Fifty years ago, Dinsdale’s father captured the most famous footage ever of something he claimed to be Nessie. Specialists from Britain’s Royal Air Force analyzed the film and concluded it was not a boat or a submarine.

“You should never discount eyewitnesses,” he told the BBC. “More than 1,000 people, I think, are recorded as having seen something large in the loch… seen pretty much the same thing – we’ve described the same thing … I’m experienced at looking at evidence. And I can tell you that … on the balance of probabilities, there is something large and unknown living in this loch.”

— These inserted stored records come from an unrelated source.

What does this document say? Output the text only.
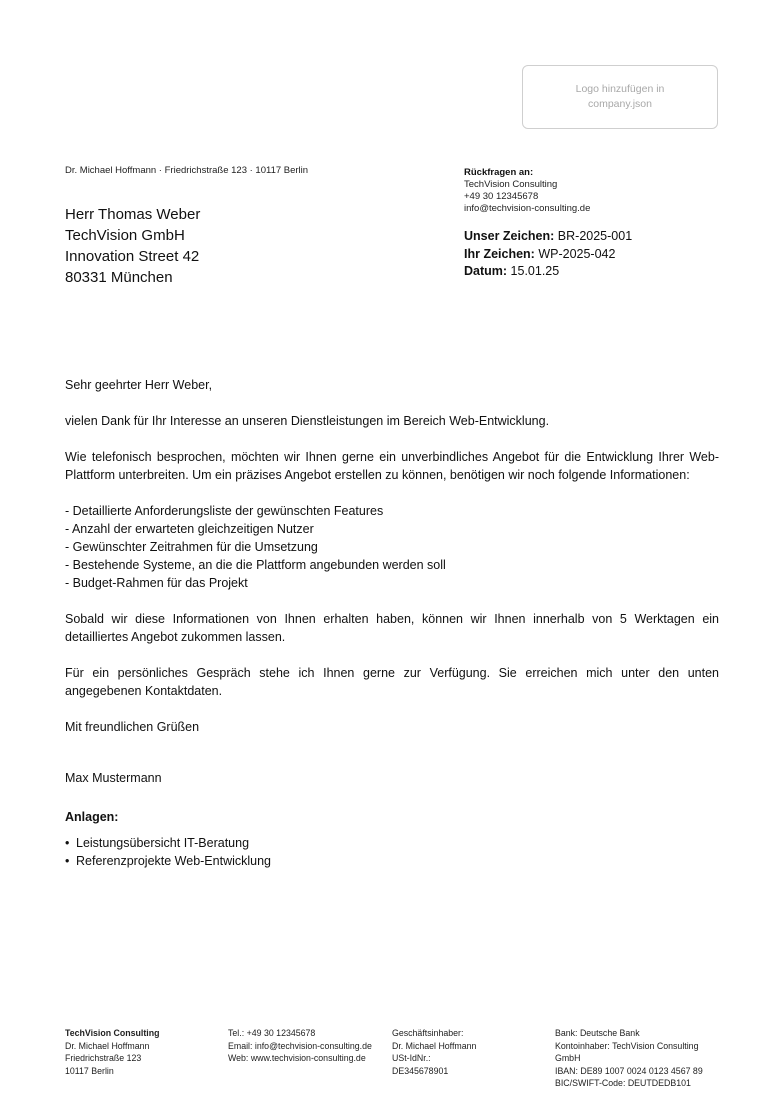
Logo hinzufügen in company.json
Dr. Michael Hoffmann · Friedrichstraße 123 · 10117 Berlin
Herr Thomas Weber
TechVision GmbH
Innovation Street 42
80331 München
Rückfragen an:
TechVision Consulting
+49 30 12345678
info@techvision-consulting.de
Unser Zeichen: BR-2025-001
Ihr Zeichen: WP-2025-042
Datum: 15.01.25

Sehr geehrter Herr Weber,

vielen Dank für Ihr Interesse an unseren Dienstleistungen im Bereich Web-Entwicklung.

Wie telefonisch besprochen, möchten wir Ihnen gerne ein unverbindliches Angebot für die Entwicklung Ihrer Web-Plattform unterbreiten. Um ein präzises Angebot erstellen zu können, benötigen wir noch folgende Informationen:

- Detaillierte Anforderungsliste der gewünschten Features
- Anzahl der erwarteten gleichzeitigen Nutzer
- Gewünschter Zeitrahmen für die Umsetzung
- Bestehende Systeme, an die die Plattform angebunden werden soll
- Budget-Rahmen für das Projekt

Sobald wir diese Informationen von Ihnen erhalten haben, können wir Ihnen innerhalb von 5 Werktagen ein detailliertes Angebot zukommen lassen.

Für ein persönliches Gespräch stehe ich Ihnen gerne zur Verfügung. Sie erreichen mich unter den unten angegebenen Kontaktdaten.

Mit freundlichen Grüßen
Max Mustermann
Anlagen:
• Leistungsübersicht IT-Beratung
• Referenzprojekte Web-Entwicklung
TechVision Consulting
Dr. Michael Hoffmann
Friedrichstraße 123
10117 Berlin
Tel.: +49 30 12345678
Email: info@techvision-consulting.de
Web: www.techvision-consulting.de
Geschäftsinhaber:
Dr. Michael Hoffmann
USt-IdNr.:
DE345678901
Bank: Deutsche Bank
Kontoinhaber: TechVision Consulting GmbH
IBAN: DE89 1007 0024 0123 4567 89
BIC/SWIFT-Code: DEUTDEDB101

Other lake monsters have challenged Nessie for public recognition.


A three-humped creature, known as Bow-Nessie, has been reported several times in England’s Lake Windermere near the town of Bowness.


And many people have claimed to witness Sweden’s favorite, Selma – perhaps seen here streaking across Lake Seljordsvatnet.

Cryptozoologists, who study reports of unknown animals, say that an interesting fact about Nessie and her cousins is that they mostly inhabit lakes that are at roughly the same latitude, all around the world.

For example, thousands of miles away in Lake Tahoe, California, but at roughly the same latitude as Nessie, Bow-Nessie, Selma and others like Brosnya in Siberia’s Lake Brosno, there are several sightings of Tessie each year.


Cave Rock, Lake Tahoe, perhaps home to Tessie. Photo by Abel Jones

Cave Rock was sacred to the Washoe people, who spoke of a creature who inhabited the water around the rock. And after Jacques Cousteau, the French oceanographer, explored the area in the 1970s, he announced that the world was not ready for what he had encountered in its depths, more than 1,600 feet down – deep enough for any creature who likes to guard her privacy.

But Nessie remains the queen of our imagination, albeit carefully nurtured by the Loch Ness tourist industry.

Jonathan Sale, who attended the Edinburgh symposium for The Guardian, concluded that “the monster resembles an aquatic version of Schrödinger’s cat, both existing and not existing.”

In quantum physicist Erwin Schrodinger’s famous thought experiment, the infinite wave-like possibilities of his kitty have to collapse into a single form when an observer opens the box. That means that for the foreseeable future, Nessie can continue to ride her own wave of infinite possibilities – just as long as no one observes too closely.